5. Comparison of Three Platforms

Feature Delta Lake Apache Iceberg Apache Hudi
Developer Databricks Netflix/Apache Uber/Apache
Spark Integration ⭐⭐⭐⭐⭐ ⭐⭐⭐⭐ ⭐⭐⭐
Real-time Processing ⭐⭐⭐ ⭐⭐⭐ ⭐⭐⭐⭐⭐
Schema Evolution ⭐⭐⭐⭐ ⭐⭐⭐⭐⭐ ⭐⭐⭐
Partition Evolution ⭐⭐⭐ ⭐⭐⭐⭐⭐ ⭐⭐⭐
Community ⭐⭐⭐⭐ ⭐⭐⭐⭐⭐ ⭐⭐⭐⭐

6. Use Cases and Selection Guide

When to Choose Delta Lake

  • When working in Spark-based environments
  • When ACID transactions are important
  • When using Databricks environments

When to Choose Apache Iceberg

  • When dealing with large-scale datasets
  • When schema evolution occurs frequently
  • When partition layout changes are needed

When to Choose Apache Hudi

  • When real-time data processing is needed
  • When incremental processing is important
  • When implementing CDC (Change Data Capture)

7. Conclusion

The three table formats each have their own advantages and specialized areas. It’s important to choose the appropriate format considering project requirements and technology stack.
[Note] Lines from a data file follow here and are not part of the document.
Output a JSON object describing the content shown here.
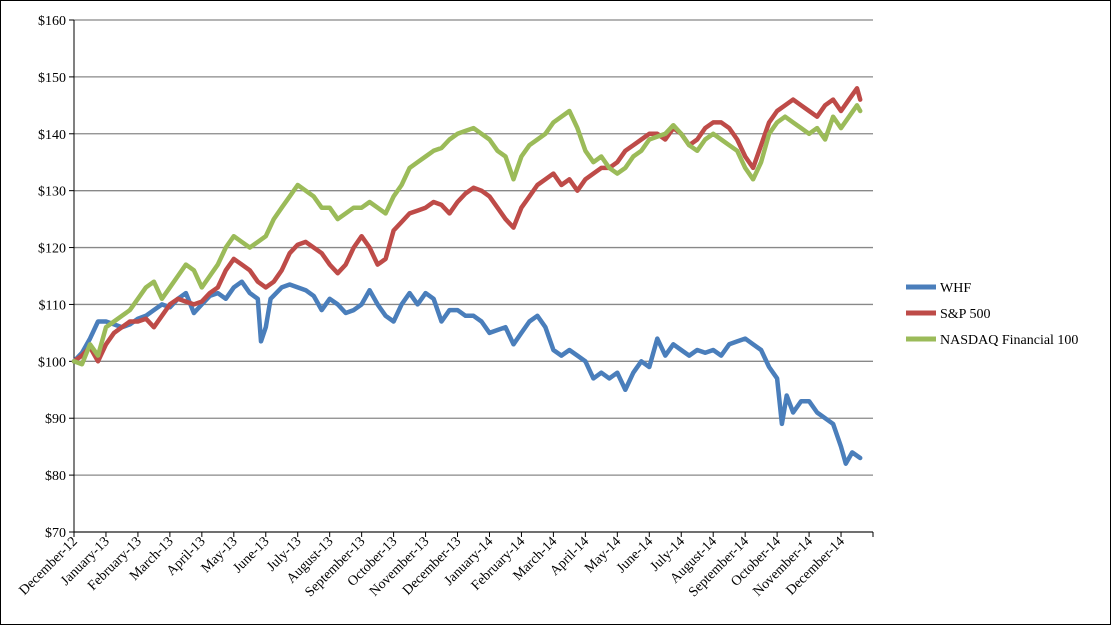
{
  "chart_data": {
    "type": "line",
    "title": "",
    "xlabel": "",
    "ylabel": "",
    "ylim": [
      70,
      160
    ],
    "y_ticks": [
      70,
      80,
      90,
      100,
      110,
      120,
      130,
      140,
      150,
      160
    ],
    "y_tick_labels": [
      "$70",
      "$80",
      "$90",
      "$100",
      "$110",
      "$120",
      "$130",
      "$140",
      "$150",
      "$160"
    ],
    "categories": [
      "December-12",
      "January-13",
      "February-13",
      "March-13",
      "April-13",
      "May-13",
      "June-13",
      "July-13",
      "August-13",
      "September-13",
      "October-13",
      "November-13",
      "December-13",
      "January-14",
      "February-14",
      "March-14",
      "April-14",
      "May-14",
      "June-14",
      "July-14",
      "August-14",
      "September-14",
      "October-14",
      "November-14",
      "December-14"
    ],
    "grid": "horizontal",
    "legend_position": "right",
    "series": [
      {
        "name": "WHF",
        "color": "#4a7ebb",
        "values": [
          [
            0,
            100
          ],
          [
            0.25,
            101.5
          ],
          [
            0.5,
            104
          ],
          [
            0.75,
            107
          ],
          [
            1.0,
            107
          ],
          [
            1.25,
            106.5
          ],
          [
            1.5,
            106
          ],
          [
            1.75,
            106.5
          ],
          [
            2.0,
            107.5
          ],
          [
            2.25,
            108
          ],
          [
            2.5,
            109
          ],
          [
            2.75,
            110
          ],
          [
            3.0,
            109.5
          ],
          [
            3.25,
            111
          ],
          [
            3.5,
            112
          ],
          [
            3.75,
            108.5
          ],
          [
            4.0,
            110
          ],
          [
            4.25,
            111.5
          ],
          [
            4.5,
            112
          ],
          [
            4.75,
            111
          ],
          [
            5.0,
            113
          ],
          [
            5.25,
            114
          ],
          [
            5.5,
            112
          ],
          [
            5.75,
            111
          ],
          [
            5.85,
            103.5
          ],
          [
            6.0,
            106
          ],
          [
            6.15,
            111
          ],
          [
            6.5,
            113
          ],
          [
            6.75,
            113.5
          ],
          [
            7.0,
            113
          ],
          [
            7.25,
            112.5
          ],
          [
            7.5,
            111.5
          ],
          [
            7.75,
            109
          ],
          [
            8.0,
            111
          ],
          [
            8.25,
            110
          ],
          [
            8.5,
            108.5
          ],
          [
            8.75,
            109
          ],
          [
            9.0,
            110
          ],
          [
            9.25,
            112.5
          ],
          [
            9.5,
            110
          ],
          [
            9.75,
            108
          ],
          [
            10.0,
            107
          ],
          [
            10.25,
            110
          ],
          [
            10.5,
            112
          ],
          [
            10.75,
            110
          ],
          [
            11.0,
            112
          ],
          [
            11.25,
            111
          ],
          [
            11.5,
            107
          ],
          [
            11.75,
            109
          ],
          [
            12.0,
            109
          ],
          [
            12.25,
            108
          ],
          [
            12.5,
            108
          ],
          [
            12.75,
            107
          ],
          [
            13.0,
            105
          ],
          [
            13.25,
            105.5
          ],
          [
            13.5,
            106
          ],
          [
            13.75,
            103
          ],
          [
            14.0,
            105
          ],
          [
            14.25,
            107
          ],
          [
            14.5,
            108
          ],
          [
            14.75,
            106
          ],
          [
            15.0,
            102
          ],
          [
            15.25,
            101
          ],
          [
            15.5,
            102
          ],
          [
            15.75,
            101
          ],
          [
            16.0,
            100
          ],
          [
            16.25,
            97
          ],
          [
            16.5,
            98
          ],
          [
            16.75,
            97
          ],
          [
            17.0,
            98
          ],
          [
            17.25,
            95
          ],
          [
            17.5,
            98
          ],
          [
            17.75,
            100
          ],
          [
            18.0,
            99
          ],
          [
            18.25,
            104
          ],
          [
            18.5,
            101
          ],
          [
            18.75,
            103
          ],
          [
            19.0,
            102
          ],
          [
            19.25,
            101
          ],
          [
            19.5,
            102
          ],
          [
            19.75,
            101.5
          ],
          [
            20.0,
            102
          ],
          [
            20.25,
            101
          ],
          [
            20.5,
            103
          ],
          [
            20.75,
            103.5
          ],
          [
            21.0,
            104
          ],
          [
            21.25,
            103
          ],
          [
            21.5,
            102
          ],
          [
            21.75,
            99
          ],
          [
            22.0,
            97
          ],
          [
            22.15,
            89
          ],
          [
            22.3,
            94
          ],
          [
            22.5,
            91
          ],
          [
            22.75,
            93
          ],
          [
            23.0,
            93
          ],
          [
            23.25,
            91
          ],
          [
            23.5,
            90
          ],
          [
            23.75,
            89
          ],
          [
            24.0,
            85
          ],
          [
            24.15,
            82
          ],
          [
            24.35,
            84
          ],
          [
            24.6,
            83
          ]
        ]
      },
      {
        "name": "S&P 500",
        "color": "#be4b48",
        "values": [
          [
            0,
            100
          ],
          [
            0.25,
            101
          ],
          [
            0.5,
            102.5
          ],
          [
            0.75,
            100
          ],
          [
            1.0,
            103
          ],
          [
            1.25,
            105
          ],
          [
            1.5,
            106
          ],
          [
            1.75,
            107
          ],
          [
            2.0,
            107
          ],
          [
            2.25,
            107.5
          ],
          [
            2.5,
            106
          ],
          [
            2.75,
            108
          ],
          [
            3.0,
            110
          ],
          [
            3.25,
            111
          ],
          [
            3.5,
            110.5
          ],
          [
            3.75,
            110
          ],
          [
            4.0,
            110.5
          ],
          [
            4.25,
            112
          ],
          [
            4.5,
            113
          ],
          [
            4.75,
            116
          ],
          [
            5.0,
            118
          ],
          [
            5.25,
            117
          ],
          [
            5.5,
            116
          ],
          [
            5.75,
            114
          ],
          [
            6.0,
            113
          ],
          [
            6.25,
            114
          ],
          [
            6.5,
            116
          ],
          [
            6.75,
            119
          ],
          [
            7.0,
            120.5
          ],
          [
            7.25,
            121
          ],
          [
            7.5,
            120
          ],
          [
            7.75,
            119
          ],
          [
            8.0,
            117
          ],
          [
            8.25,
            115.5
          ],
          [
            8.5,
            117
          ],
          [
            8.75,
            120
          ],
          [
            9.0,
            122
          ],
          [
            9.25,
            120
          ],
          [
            9.5,
            117
          ],
          [
            9.75,
            118
          ],
          [
            10.0,
            123
          ],
          [
            10.25,
            124.5
          ],
          [
            10.5,
            126
          ],
          [
            10.75,
            126.5
          ],
          [
            11.0,
            127
          ],
          [
            11.25,
            128
          ],
          [
            11.5,
            127.5
          ],
          [
            11.75,
            126
          ],
          [
            12.0,
            128
          ],
          [
            12.25,
            129.5
          ],
          [
            12.5,
            130.5
          ],
          [
            12.75,
            130
          ],
          [
            13.0,
            129
          ],
          [
            13.25,
            127
          ],
          [
            13.5,
            125
          ],
          [
            13.75,
            123.5
          ],
          [
            14.0,
            127
          ],
          [
            14.25,
            129
          ],
          [
            14.5,
            131
          ],
          [
            14.75,
            132
          ],
          [
            15.0,
            133
          ],
          [
            15.25,
            131
          ],
          [
            15.5,
            132
          ],
          [
            15.75,
            130
          ],
          [
            16.0,
            132
          ],
          [
            16.25,
            133
          ],
          [
            16.5,
            134
          ],
          [
            16.75,
            134
          ],
          [
            17.0,
            135
          ],
          [
            17.25,
            137
          ],
          [
            17.5,
            138
          ],
          [
            17.75,
            139
          ],
          [
            18.0,
            140
          ],
          [
            18.25,
            140
          ],
          [
            18.5,
            139
          ],
          [
            18.75,
            141
          ],
          [
            19.0,
            140
          ],
          [
            19.25,
            138
          ],
          [
            19.5,
            139
          ],
          [
            19.75,
            141
          ],
          [
            20.0,
            142
          ],
          [
            20.25,
            142
          ],
          [
            20.5,
            141
          ],
          [
            20.75,
            139
          ],
          [
            21.0,
            136
          ],
          [
            21.25,
            134
          ],
          [
            21.5,
            138
          ],
          [
            21.75,
            142
          ],
          [
            22.0,
            144
          ],
          [
            22.25,
            145
          ],
          [
            22.5,
            146
          ],
          [
            22.75,
            145
          ],
          [
            23.0,
            144
          ],
          [
            23.25,
            143
          ],
          [
            23.5,
            145
          ],
          [
            23.75,
            146
          ],
          [
            24.0,
            144
          ],
          [
            24.25,
            146
          ],
          [
            24.5,
            148
          ],
          [
            24.6,
            146
          ]
        ]
      },
      {
        "name": "NASDAQ Financial 100",
        "color": "#9bbb59",
        "values": [
          [
            0,
            100
          ],
          [
            0.25,
            99.5
          ],
          [
            0.5,
            103
          ],
          [
            0.75,
            101
          ],
          [
            1.0,
            106
          ],
          [
            1.25,
            107
          ],
          [
            1.5,
            108
          ],
          [
            1.75,
            109
          ],
          [
            2.0,
            111
          ],
          [
            2.25,
            113
          ],
          [
            2.5,
            114
          ],
          [
            2.75,
            111
          ],
          [
            3.0,
            113
          ],
          [
            3.25,
            115
          ],
          [
            3.5,
            117
          ],
          [
            3.75,
            116
          ],
          [
            4.0,
            113
          ],
          [
            4.25,
            115
          ],
          [
            4.5,
            117
          ],
          [
            4.75,
            120
          ],
          [
            5.0,
            122
          ],
          [
            5.25,
            121
          ],
          [
            5.5,
            120
          ],
          [
            5.75,
            121
          ],
          [
            6.0,
            122
          ],
          [
            6.25,
            125
          ],
          [
            6.5,
            127
          ],
          [
            6.75,
            129
          ],
          [
            7.0,
            131
          ],
          [
            7.25,
            130
          ],
          [
            7.5,
            129
          ],
          [
            7.75,
            127
          ],
          [
            8.0,
            127
          ],
          [
            8.25,
            125
          ],
          [
            8.5,
            126
          ],
          [
            8.75,
            127
          ],
          [
            9.0,
            127
          ],
          [
            9.25,
            128
          ],
          [
            9.5,
            127
          ],
          [
            9.75,
            126
          ],
          [
            10.0,
            129
          ],
          [
            10.25,
            131
          ],
          [
            10.5,
            134
          ],
          [
            10.75,
            135
          ],
          [
            11.0,
            136
          ],
          [
            11.25,
            137
          ],
          [
            11.5,
            137.5
          ],
          [
            11.75,
            139
          ],
          [
            12.0,
            140
          ],
          [
            12.25,
            140.5
          ],
          [
            12.5,
            141
          ],
          [
            12.75,
            140
          ],
          [
            13.0,
            139
          ],
          [
            13.25,
            137
          ],
          [
            13.5,
            136
          ],
          [
            13.75,
            132
          ],
          [
            14.0,
            136
          ],
          [
            14.25,
            138
          ],
          [
            14.5,
            139
          ],
          [
            14.75,
            140
          ],
          [
            15.0,
            142
          ],
          [
            15.25,
            143
          ],
          [
            15.5,
            144
          ],
          [
            15.75,
            141
          ],
          [
            16.0,
            137
          ],
          [
            16.25,
            135
          ],
          [
            16.5,
            136
          ],
          [
            16.75,
            134
          ],
          [
            17.0,
            133
          ],
          [
            17.25,
            134
          ],
          [
            17.5,
            136
          ],
          [
            17.75,
            137
          ],
          [
            18.0,
            139
          ],
          [
            18.25,
            139.5
          ],
          [
            18.5,
            140
          ],
          [
            18.75,
            141.5
          ],
          [
            19.0,
            140
          ],
          [
            19.25,
            138
          ],
          [
            19.5,
            137
          ],
          [
            19.75,
            139
          ],
          [
            20.0,
            140
          ],
          [
            20.25,
            139
          ],
          [
            20.5,
            138
          ],
          [
            20.75,
            137
          ],
          [
            21.0,
            134
          ],
          [
            21.25,
            132
          ],
          [
            21.5,
            135
          ],
          [
            21.75,
            140
          ],
          [
            22.0,
            142
          ],
          [
            22.25,
            143
          ],
          [
            22.5,
            142
          ],
          [
            22.75,
            141
          ],
          [
            23.0,
            140
          ],
          [
            23.25,
            141
          ],
          [
            23.5,
            139
          ],
          [
            23.75,
            143
          ],
          [
            24.0,
            141
          ],
          [
            24.25,
            143
          ],
          [
            24.5,
            145
          ],
          [
            24.6,
            144
          ]
        ]
      }
    ]
  }
}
Delta Lake: Stable ACID transactions in Spark-centered environments Apache Iceberg: When large-scale data and complex schema evolution are needed Apache Hudi: When real-time processing and incremental processing are important


This article was written for engineers who want to understand lakehouse table formats in the data engineering field. We recommend deeper learning through official documentation and hands-on practice for each format.